Os capítulos 56-66 do Livro de Isaías contêm uma série de profecias cuja proveniência não é consensual. Para alguns, são textos de profeta anónimo, pós-exílico, que exerceu o ministério em Jerusalém, após o regresso dos exilados da Babilónia, nos anos 537/520 a.C.; para a maioria, são textos provindos de diversos autores pós-exílicos, redigidos ao longo de um arco de tempo relativamente longo (entre os séculos VI e V a.C.).

Situam-nos em Jerusalém, cidade que os Babilónios deixaram em ruínas, em 586 a.C., e que estava a reerguer-se. As marcas do passado notam-se nas pedras calcinadas; os filhos e filhas de Jerusalém que regressaram do exílio são ainda em número reduzido; a pobreza geral obriga à lentidão e à modéstia da reconstrução; os inimigos estão à espreita e a população está desanimada. Porém, sonha-se com o dia em que Deus voltará à sua cidade para trazer a salvação definitiva. Então, Jerusalém voltará a ser a cidade bela e harmoniosa, o Templo será reconstruído e Deus habitará para sempre no meio do seu Povo.

O trecho em causa é a glorificação de Jerusalém, a cidade da luz, a “cidade dos dois sóis”, o sol nascente e o sol poente: a cidade é iluminada do nascer ao pôr-do-sol.

Jerusalém está imersa na escuridão da noite. Todavia, de repente, brada a sentinela a anunciar a aurora. O sol aparece, do Oriente, atrás das montanhas, e ilumina as pedras brancas do casario. A cidade está em reconstrução, mas parece transfigurada pela luz matutina. É como se tivesse tirado os vestidos negros de viúva e se vestisse de branco, qual noiva preparada para acolher o amado.

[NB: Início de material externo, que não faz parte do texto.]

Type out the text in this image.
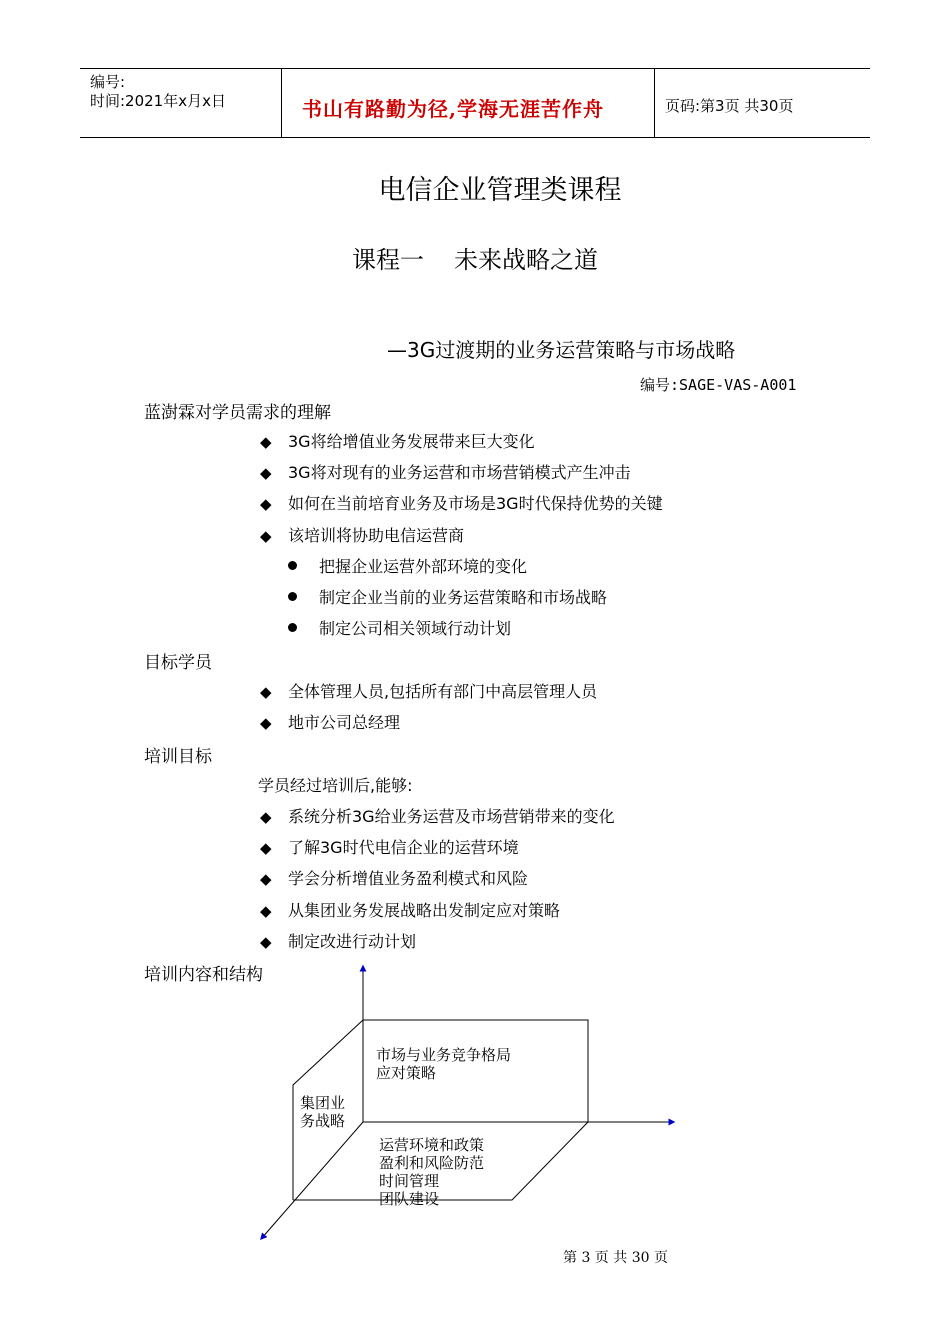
编号:
时间:2021年x月x日	书山有路勤为径,学海无涯苦作舟	页码:第3页 共30页
电信企业管理类课程
课程一 未来战略之道
—3G过渡期的业务运营策略与市场战略
编号:SAGE-VAS-A001
蓝澍霖对学员需求的理解
◆ 3G将给增值业务发展带来巨大变化
◆ 3G将对现有的业务运营和市场营销模式产生冲击
◆ 如何在当前培育业务及市场是3G时代保持优势的关键
◆ 该培训将协助电信运营商
把握企业运营外部环境的变化
制定企业当前的业务运营策略和市场战略
制定公司相关领域行动计划
目标学员
◆ 全体管理人员,包括所有部门中高层管理人员
◆ 地市公司总经理
培训目标
学员经过培训后,能够:
◆ 系统分析3G给业务运营及市场营销带来的变化
◆ 了解3G时代电信企业的运营环境
◆ 学会分析增值业务盈利模式和风险
◆ 从集团业务发展战略出发制定应对策略
◆ 制定改进行动计划
培训内容和结构
市场与业务竞争格局
应对策略
集团业
务战略
运营环境和政策
盈利和风险防范
时间管理
团队建设
第 3 页 共 30 页
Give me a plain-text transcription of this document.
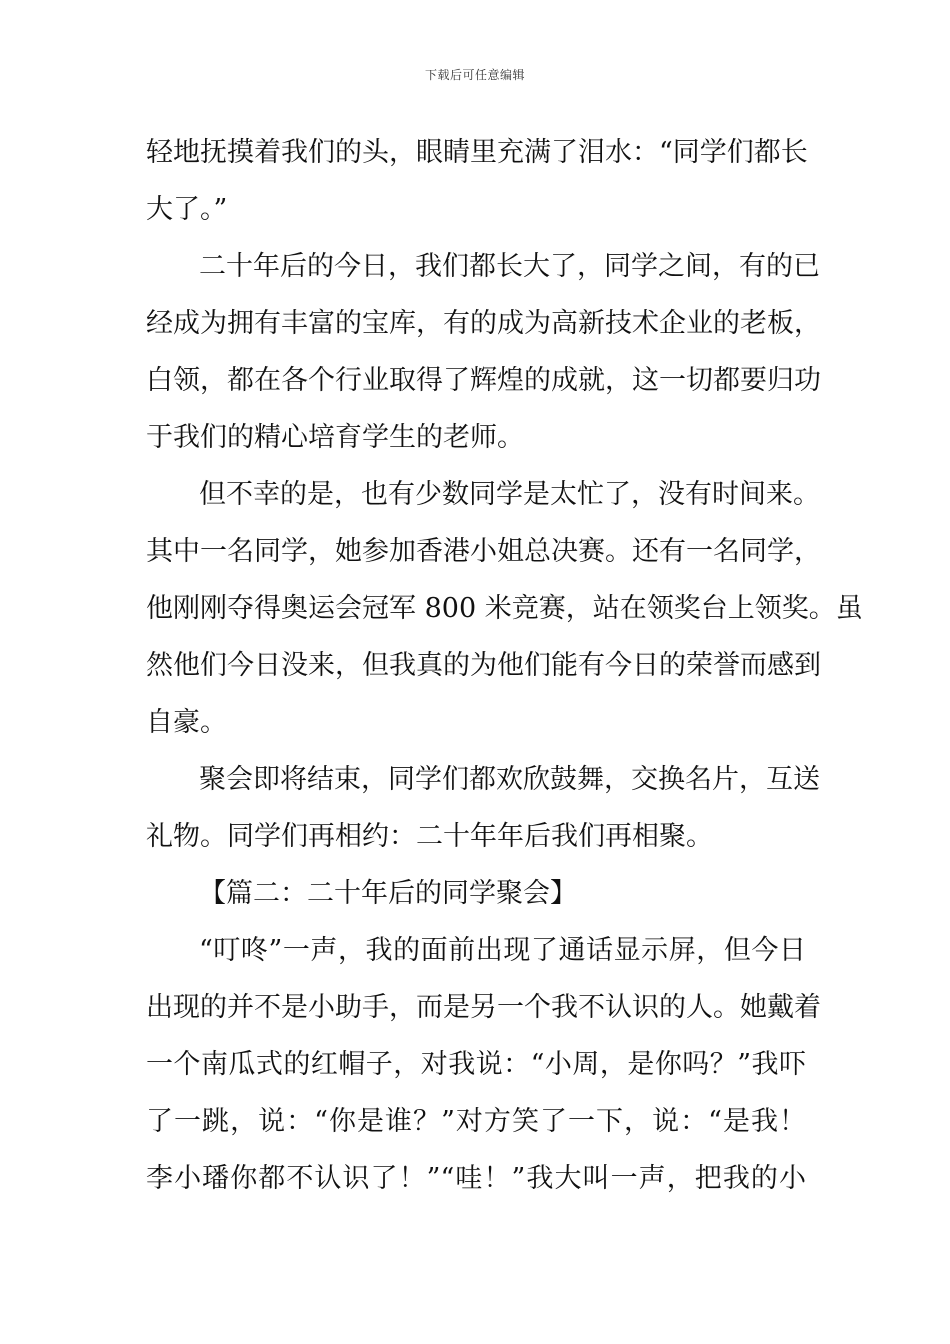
下载后可任意编辑
轻地抚摸着我们的头，眼睛里充满了泪水：“同学们都长
大了。”
二十年后的今日，我们都长大了，同学之间，有的已
经成为拥有丰富的宝库，有的成为高新技术企业的老板，
白领，都在各个行业取得了辉煌的成就，这一切都要归功
于我们的精心培育学生的老师。
但不幸的是，也有少数同学是太忙了，没有时间来。
其中一名同学，她参加香港小姐总决赛。还有一名同学，
他刚刚夺得奥运会冠军 800 米竞赛，站在领奖台上领奖。虽
然他们今日没来，但我真的为他们能有今日的荣誉而感到
自豪。
聚会即将结束，同学们都欢欣鼓舞，交换名片，互送
礼物。同学们再相约：二十年年后我们再相聚。
【篇二：二十年后的同学聚会】
“叮咚”一声，我的面前出现了通话显示屏，但今日
出现的并不是小助手，而是另一个我不认识的人。她戴着
一个南瓜式的红帽子，对我说：“小周，是你吗？”我吓
了一跳，说：“你是谁？”对方笑了一下，说：“是我！
李小璠你都不认识了！”“哇！”我大叫一声，把我的小
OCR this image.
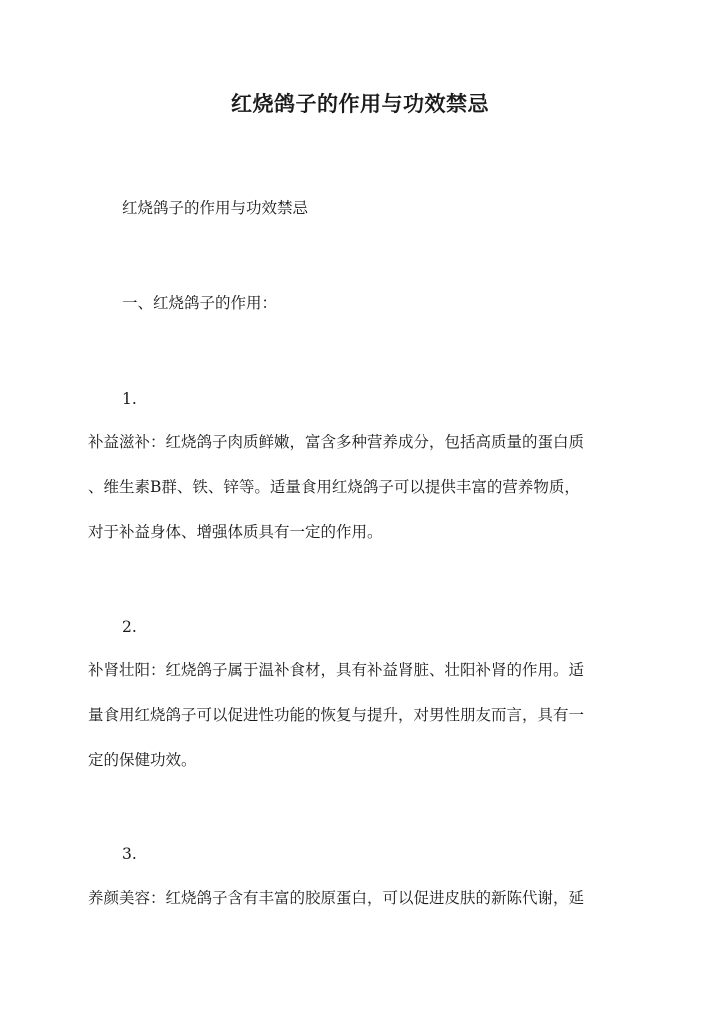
红烧鸽子的作用与功效禁忌
红烧鸽子的作用与功效禁忌
一、红烧鸽子的作用：
1.
补益滋补：红烧鸽子肉质鲜嫩，富含多种营养成分，包括高质量的蛋白质
、维生素B群、铁、锌等。适量食用红烧鸽子可以提供丰富的营养物质，
对于补益身体、增强体质具有一定的作用。
2.
补肾壮阳：红烧鸽子属于温补食材，具有补益肾脏、壮阳补肾的作用。适
量食用红烧鸽子可以促进性功能的恢复与提升，对男性朋友而言，具有一
定的保健功效。
3.
养颜美容：红烧鸽子含有丰富的胶原蛋白，可以促进皮肤的新陈代谢，延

O profeta-poeta, ao contemplar esta transformação, sente-se inspirado e sonha com a Jerusalém nova, iluminada pela luz salvadora de Deus. Quando a luz de Deus se levantar sobre Jerusalém e a iluminar novamente, a cidade que parecia triste viúva, sem marido (porque Deus já não morava no Templo, destruído e queimado) e abandonada pelos filhos (exilados na Babilónia), vestir-se-á de alegria, como a jovem resplandecente no vestido de noiva e adornada com belíssimas joias. Os filhos, exilados em terra estrangeira, regressarão em triunfo, “trazidos nos braços”, devolvendo a alegria e a vida à cidade. Mais: a luz salvadora de Deus que brilha sobre Jerusalém atrairá homens e mulheres de todas as raças e nações, que confluirão para Jerusalém, inundando-a de riquezas, sobretudo, o incenso, para o serviço do Templo, e cantando o louvor de Deus.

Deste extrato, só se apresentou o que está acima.